Back in Boto, the villagers scrambled to save their own. Negotiations opened at a staggering demand of 30 million naira ($20,000) and three new Android phones. By desperate sacrifice, they scraped together half — 10 million naira ($7,000) — and handed it over to an armed contact under strict instructions. Still, it was not enough. More money was demanded under threats of execution. Another 1.2 million naira was scraped together.

The villagers were at their limit. And the captives? They were at death’s door.

“We were beaten almost to death,” said one of the captives, Salisu Thomas, as the terrorists grew restless and began releasing those whose ransoms were mostly paid. Strangely, despite killings reported in neighboring camps, no one in their group was executed.

Then came the storm.

On a rain-lashed night in mid-April, as lightning cracked the sky, Thomas realized his chains had loosened. In a daring escape, he freed his fellow villagers and a few others. Crawling through the mud, slipping past distracted guards, they ran blindly through the night, hiding by day, surviving on wild fruits, and praying Psalm 23 over themselves: “The Lord is my Shepherd, I shall not want.”

For three days they trekked, dodging Fulani herders who had taken over abandoned lands, occupying villages emptied of their Christian owners. On the third night, they spotted a Christian settlement. Cautiously, they approached and were met by local volunteer guards — not government forces, not police, not military, but everyday villagers who made sure they were hidden and protected.
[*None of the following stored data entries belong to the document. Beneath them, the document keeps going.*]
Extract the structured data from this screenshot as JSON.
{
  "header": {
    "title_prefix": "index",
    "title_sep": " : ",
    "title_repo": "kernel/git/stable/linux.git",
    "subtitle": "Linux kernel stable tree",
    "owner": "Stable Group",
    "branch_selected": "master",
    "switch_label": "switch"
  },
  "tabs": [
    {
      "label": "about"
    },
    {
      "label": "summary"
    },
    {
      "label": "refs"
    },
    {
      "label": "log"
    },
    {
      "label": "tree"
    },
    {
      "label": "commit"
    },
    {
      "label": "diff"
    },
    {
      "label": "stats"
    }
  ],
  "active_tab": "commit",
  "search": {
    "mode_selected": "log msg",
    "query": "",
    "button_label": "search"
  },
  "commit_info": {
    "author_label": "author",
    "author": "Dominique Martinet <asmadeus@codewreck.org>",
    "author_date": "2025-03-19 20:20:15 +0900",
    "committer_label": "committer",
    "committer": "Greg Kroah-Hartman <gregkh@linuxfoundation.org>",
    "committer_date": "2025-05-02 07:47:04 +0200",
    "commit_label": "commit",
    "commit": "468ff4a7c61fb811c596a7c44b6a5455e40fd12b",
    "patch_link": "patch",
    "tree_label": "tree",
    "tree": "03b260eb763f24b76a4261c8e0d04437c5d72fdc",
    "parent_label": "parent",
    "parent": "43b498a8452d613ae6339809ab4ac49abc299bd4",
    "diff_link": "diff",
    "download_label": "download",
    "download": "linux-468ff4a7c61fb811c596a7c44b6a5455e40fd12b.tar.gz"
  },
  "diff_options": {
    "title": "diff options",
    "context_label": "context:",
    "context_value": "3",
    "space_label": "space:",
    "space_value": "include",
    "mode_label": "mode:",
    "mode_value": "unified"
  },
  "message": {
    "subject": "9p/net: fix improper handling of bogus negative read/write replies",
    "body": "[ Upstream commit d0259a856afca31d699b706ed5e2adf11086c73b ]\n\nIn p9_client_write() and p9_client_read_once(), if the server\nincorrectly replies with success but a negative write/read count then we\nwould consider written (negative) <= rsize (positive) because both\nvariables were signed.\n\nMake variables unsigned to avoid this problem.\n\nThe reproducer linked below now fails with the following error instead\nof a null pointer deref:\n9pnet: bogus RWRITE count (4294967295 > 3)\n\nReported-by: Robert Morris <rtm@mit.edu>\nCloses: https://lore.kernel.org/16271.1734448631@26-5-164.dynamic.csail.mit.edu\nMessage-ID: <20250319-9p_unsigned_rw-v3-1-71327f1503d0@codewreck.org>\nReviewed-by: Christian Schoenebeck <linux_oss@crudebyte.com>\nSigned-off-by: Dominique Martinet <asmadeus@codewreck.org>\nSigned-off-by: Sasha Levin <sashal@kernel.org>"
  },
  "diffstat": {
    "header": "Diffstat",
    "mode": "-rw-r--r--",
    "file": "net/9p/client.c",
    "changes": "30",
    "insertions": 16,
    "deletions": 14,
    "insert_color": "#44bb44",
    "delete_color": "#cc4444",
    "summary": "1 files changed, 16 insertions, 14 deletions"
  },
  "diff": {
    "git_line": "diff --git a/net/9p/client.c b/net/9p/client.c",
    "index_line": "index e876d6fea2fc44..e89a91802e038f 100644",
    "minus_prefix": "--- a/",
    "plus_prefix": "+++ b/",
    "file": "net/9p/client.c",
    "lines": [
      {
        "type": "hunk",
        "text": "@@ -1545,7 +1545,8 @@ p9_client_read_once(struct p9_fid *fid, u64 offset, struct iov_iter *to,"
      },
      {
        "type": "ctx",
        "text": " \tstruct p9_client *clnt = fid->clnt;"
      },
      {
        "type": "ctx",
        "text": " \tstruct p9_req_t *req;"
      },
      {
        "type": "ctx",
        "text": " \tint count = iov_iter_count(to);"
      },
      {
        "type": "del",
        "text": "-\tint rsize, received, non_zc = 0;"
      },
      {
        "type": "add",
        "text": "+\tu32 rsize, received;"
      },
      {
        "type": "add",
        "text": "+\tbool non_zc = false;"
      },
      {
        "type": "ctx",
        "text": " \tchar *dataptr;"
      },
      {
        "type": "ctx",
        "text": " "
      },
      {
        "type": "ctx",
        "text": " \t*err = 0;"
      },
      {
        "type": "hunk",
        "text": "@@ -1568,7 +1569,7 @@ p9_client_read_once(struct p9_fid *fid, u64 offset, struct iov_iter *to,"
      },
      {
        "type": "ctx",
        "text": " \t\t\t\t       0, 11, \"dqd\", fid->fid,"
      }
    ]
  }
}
For the first time in seven weeks, they slept under a roof, welcomed by a local pastor.

Now, you might ask: Why have you not heard this story?

Why are the names of these survivors not splashed across your evening news? Why are Nigerian Christians being abducted, tortured, and forced to ransom their own lives — yet the Western Church and the Western media stay silent?

This is not a one-off event. This is not a tragic fluke. This is the grinding, unending reality of Christian persecution in Nigeria, especially in the Middle Belt, where Fulani militias have driven countless families off their ancestral lands. This is ethnic cleansing with a religious edge. And yet, the world barely notices.

We should ask ourselves — why?

Why are we flooded with stories of every Western political squabble, every celebrity scandal, every passing humanitarian trend, but we hear nothing of villages like Boto? Why is there no outrage, no widespread prayer, no surge of aid?

Are we, as the Western Church, simply too busy, too distracted, or too indifferent? Have we bought into the lie that the suffering of our brothers and sisters across the world is somehow “far away” — not truly our concern?

We should not look away.

The escape of Monica, Thomas, and the others is a miracle — but it is also a summons. It is a call to remember those still in chains, still in camps, still under the whip of lawless militias. Their prayers reached heaven, but they should also reach our ears.

If the global Church cannot carry the weight of these stories, who will?

Who will pray, give, advocate, and raise the alarm?

Psalm 23 was on their lips as they fled. May it be on ours as we act.